Mid-season madness is upon us with regionals, internationals, and Area Festival first rounds. It’s good to see so many more combinations achieving international qualifying scores. However I don’t think the silver section has worked itself out yet with the odd international rider still in the mix, and the Area Festival first rounds at higher levels appear to be unnecessary with only a few competitors coming forward at prix st georges (PSG) and above.
Perhaps the first rounds would be better used just for medium level and below where the numbers are greater. Conversely, the PSG has historically been one of the biggest classes at the summer nationals, yet at these regionals only one combination goes forward to the final. Many of those who just miss out despite scoring highly are young professionals, thus leaving many talented combinations “on the shelf” at exactly the time they need exposure.

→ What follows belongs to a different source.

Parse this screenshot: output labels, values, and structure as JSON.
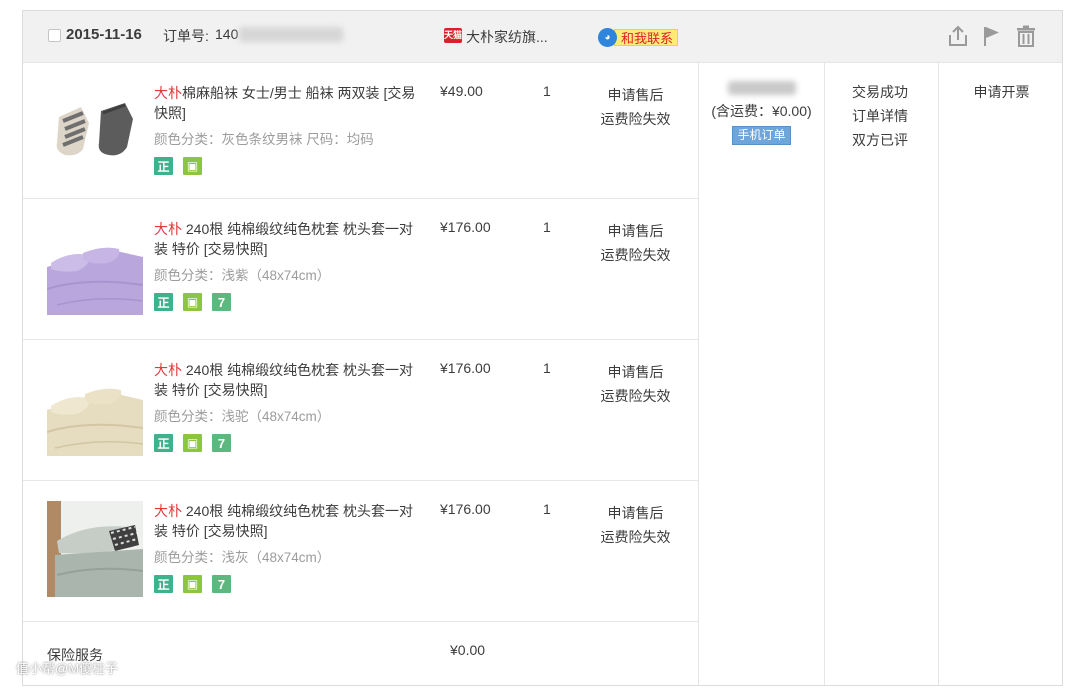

Former British Young Riders Dressage Scheme (BYRDS) director Janet Horswill and I were discussing this and came up with the idea of a “young professionals” championship at small tour level. This would be a great way for more of our up-and-coming stars to showcase their skills and for potential owners and breeders to take an interest in matching them with some up-and-coming horses.
Maybe this could be incorporated into one of the gala evenings at a championship. In Germany, they have classes where either the rider has to be below 25 or the horse has to be nine or younger. Of course we have under-25 grand prix, but not every horse can (or should) be trained to grand prix, whereas most can be trained to small tour.
Aiming for a 10
The FEI is looking at adopting the code of points, which aims to quantify the scores. One of the reasons for this is to try to increase objectivity. There has been much discussion about whether points should be “positive” — working up from zero — or “negative”— working down from a 10.
All judges should judge with fresh eyes (not easy!) and should believe that any combination entering the arena “could” score a 10.
Not every horse can score a 10 for every movement but every horse can score a 10 for a halt marked on its own, or a rein-back. If judges apply a mental ceiling to horses and riders based on their pre-conceptions, then it will add to the feeling of bias towards certain riders, which isn’t good for the sport. With this reasoning and hope for objective judging, I think it’s OK that the code of points works backwards from 10.
At the Global Dressage Forum a couple of years ago, data was collected from top international competitions — and the “halo” effect, whereby some riders’ collective scores were consistantly higher than the points on their sheets, was discussed. I don’t believe this is through any sinister sub-plot in the minds of judges, just apprecication of consistently good performances, but the application of these “bonus” points catapults these riders’ scores into the untouchable zone.
This creates a greater disparity between the “halo” rider and Jonny Nobody. It would be better sport if these collective marks were removed and each test judged simply on its own merit. For the sport to flourish it is imperative that every competitor believes they have a chance to win on as level a playing field as possible in an already subjective sport.